Our primary priorities for future research include: 1) a multi-center evaluation project that expands the subject pool, refines and validates the ACC-based measures for characterizing wheelchair propulsion among individuals with SCI, and examines the carry-over effects of different training programs under free-living conditions; 2) a larger-scale study of the relationship between the amount and quality of upper-limb movements, and the upper-limb pain and injury among this population. Additional future directions may include investigation on the effectiveness of sensor combinations (e.g., accelerometer and EMG) to capture more propulsion characteristics, and improve the current WPMD to collect data for longer durations, provide coaching functions and prevent secondary musculoskeletal injuries related to wheelchair propulsion.


Figure 1

Figure 1 - Relationship between D3 activities, current, and future work


Project Updates


We are recruiting research participants. You may be eligible to participate if you are a manual wheelchair user with a spinal cord injury and over the age of 18 years old. Find out more information in the recruitment flyer: .DOC | .PDF

We have tested 24 subjects so far. We have also been working on the data analysis. We have developed an algorithm to extract the number of strokes and calculate propulsion cadence over propulsion trials from the acceleration signals. The calculated stroke number and cadence from each accelerometer was compared with that from the criterion (Smart Wheel). Mean absolute error (MAE) and mean absolute percentage of error (MAPE) were calculated between the estimated and criterion values. Intraclass correlation coefficient were also calculated to assess the agreement. The preliminary results showed reasonable accuracy of the estimated temporal parameters using accelerometers, especially the one placed on the upper arm where the overall MAPE was 10.0% for stroke number and 10.7% for cadence, and ICC of 97% for stroke number and 82% for cadence. We have developed an activity classification model using a machine learning algorithm. The model showed an accuracy of 82.7% for propulsion, 80.4% for being pushed, 75% for activities of daily living (ADLs) and 75% for rest. Data collected from the natural environment is being evaluated using this model. We will continue working on data analysis for the effect of propulsion training, and estimation of other propulsion parameters such as peak forces and moments.

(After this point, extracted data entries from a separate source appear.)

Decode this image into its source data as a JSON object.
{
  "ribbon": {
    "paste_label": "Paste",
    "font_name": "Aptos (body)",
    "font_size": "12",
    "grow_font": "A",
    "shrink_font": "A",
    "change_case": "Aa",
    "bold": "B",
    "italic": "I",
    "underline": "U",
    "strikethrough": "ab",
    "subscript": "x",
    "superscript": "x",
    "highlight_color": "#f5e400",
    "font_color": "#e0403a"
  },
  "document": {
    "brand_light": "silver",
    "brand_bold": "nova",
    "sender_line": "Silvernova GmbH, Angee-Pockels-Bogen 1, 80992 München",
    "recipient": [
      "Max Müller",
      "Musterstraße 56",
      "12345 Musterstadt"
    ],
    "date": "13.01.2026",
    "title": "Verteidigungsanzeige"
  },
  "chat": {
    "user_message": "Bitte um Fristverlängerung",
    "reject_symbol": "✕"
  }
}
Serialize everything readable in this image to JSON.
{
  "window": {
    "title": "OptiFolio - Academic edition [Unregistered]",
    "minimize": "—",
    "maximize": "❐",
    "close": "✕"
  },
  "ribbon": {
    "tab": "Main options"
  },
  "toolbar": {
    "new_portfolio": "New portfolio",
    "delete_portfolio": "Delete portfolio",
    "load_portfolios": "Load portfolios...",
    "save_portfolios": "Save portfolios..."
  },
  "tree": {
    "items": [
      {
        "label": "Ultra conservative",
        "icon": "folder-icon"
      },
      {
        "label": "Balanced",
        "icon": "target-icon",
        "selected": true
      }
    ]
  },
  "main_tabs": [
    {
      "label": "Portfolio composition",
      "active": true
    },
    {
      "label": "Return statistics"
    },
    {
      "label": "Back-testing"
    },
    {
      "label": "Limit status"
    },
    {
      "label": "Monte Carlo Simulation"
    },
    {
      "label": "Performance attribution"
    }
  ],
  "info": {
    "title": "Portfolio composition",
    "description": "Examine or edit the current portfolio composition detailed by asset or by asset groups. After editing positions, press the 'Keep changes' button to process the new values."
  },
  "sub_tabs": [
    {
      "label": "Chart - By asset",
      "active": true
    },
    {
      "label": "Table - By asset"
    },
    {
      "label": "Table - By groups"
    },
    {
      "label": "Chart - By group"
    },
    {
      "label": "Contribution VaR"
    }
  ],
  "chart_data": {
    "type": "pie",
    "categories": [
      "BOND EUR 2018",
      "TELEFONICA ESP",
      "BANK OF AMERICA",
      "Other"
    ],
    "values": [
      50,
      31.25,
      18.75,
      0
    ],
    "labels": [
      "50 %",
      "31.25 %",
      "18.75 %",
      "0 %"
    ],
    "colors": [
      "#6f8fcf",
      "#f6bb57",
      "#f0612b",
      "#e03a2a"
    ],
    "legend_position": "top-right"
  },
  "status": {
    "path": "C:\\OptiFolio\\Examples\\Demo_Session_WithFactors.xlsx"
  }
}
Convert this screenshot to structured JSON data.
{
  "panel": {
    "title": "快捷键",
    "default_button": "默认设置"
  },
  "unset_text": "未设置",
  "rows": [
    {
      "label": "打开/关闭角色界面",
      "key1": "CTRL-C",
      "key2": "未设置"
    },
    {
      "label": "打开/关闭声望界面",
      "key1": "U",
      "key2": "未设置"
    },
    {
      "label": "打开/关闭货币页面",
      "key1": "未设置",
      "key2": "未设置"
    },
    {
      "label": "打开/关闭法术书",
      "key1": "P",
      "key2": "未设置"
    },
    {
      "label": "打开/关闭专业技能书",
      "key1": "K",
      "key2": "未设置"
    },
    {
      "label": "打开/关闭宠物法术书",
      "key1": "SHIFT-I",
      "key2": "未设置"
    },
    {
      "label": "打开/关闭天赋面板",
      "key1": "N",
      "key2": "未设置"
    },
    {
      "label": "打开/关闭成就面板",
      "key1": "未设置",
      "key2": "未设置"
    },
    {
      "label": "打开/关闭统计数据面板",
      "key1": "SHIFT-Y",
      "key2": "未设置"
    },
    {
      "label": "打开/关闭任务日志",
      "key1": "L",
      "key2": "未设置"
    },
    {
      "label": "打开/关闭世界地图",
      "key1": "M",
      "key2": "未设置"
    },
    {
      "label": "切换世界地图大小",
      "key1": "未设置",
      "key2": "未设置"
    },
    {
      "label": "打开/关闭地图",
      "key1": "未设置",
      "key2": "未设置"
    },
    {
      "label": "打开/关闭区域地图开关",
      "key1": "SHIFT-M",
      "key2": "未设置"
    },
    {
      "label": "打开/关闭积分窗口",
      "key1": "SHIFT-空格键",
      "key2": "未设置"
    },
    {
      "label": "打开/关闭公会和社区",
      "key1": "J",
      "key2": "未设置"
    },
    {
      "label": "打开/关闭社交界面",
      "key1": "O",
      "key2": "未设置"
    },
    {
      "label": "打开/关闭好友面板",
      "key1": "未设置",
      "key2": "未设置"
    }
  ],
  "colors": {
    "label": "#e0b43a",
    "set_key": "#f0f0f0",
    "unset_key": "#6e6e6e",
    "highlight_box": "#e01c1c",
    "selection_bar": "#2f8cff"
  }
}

We have been working with the IRB office on the testing protocol until it was approved on March 1, 2011. Since then we started subject testing. So far 6 subjects completed the study protocol and we scheduled the 7th subject on June 1. We have also been working on the data analysis. We have developed an algorithm to extract the number of strokes over propulsion trials from the acceleration signals. The preliminary results showed the correlation between the estimated stroke number from the activity monitor and criterion stroke number observed in the video was highly correlated (r=0.99, p<0.001). We are currently working on estimating other propulsion parameters such as peak forces and moments using the acceleration signals from the activity monitors.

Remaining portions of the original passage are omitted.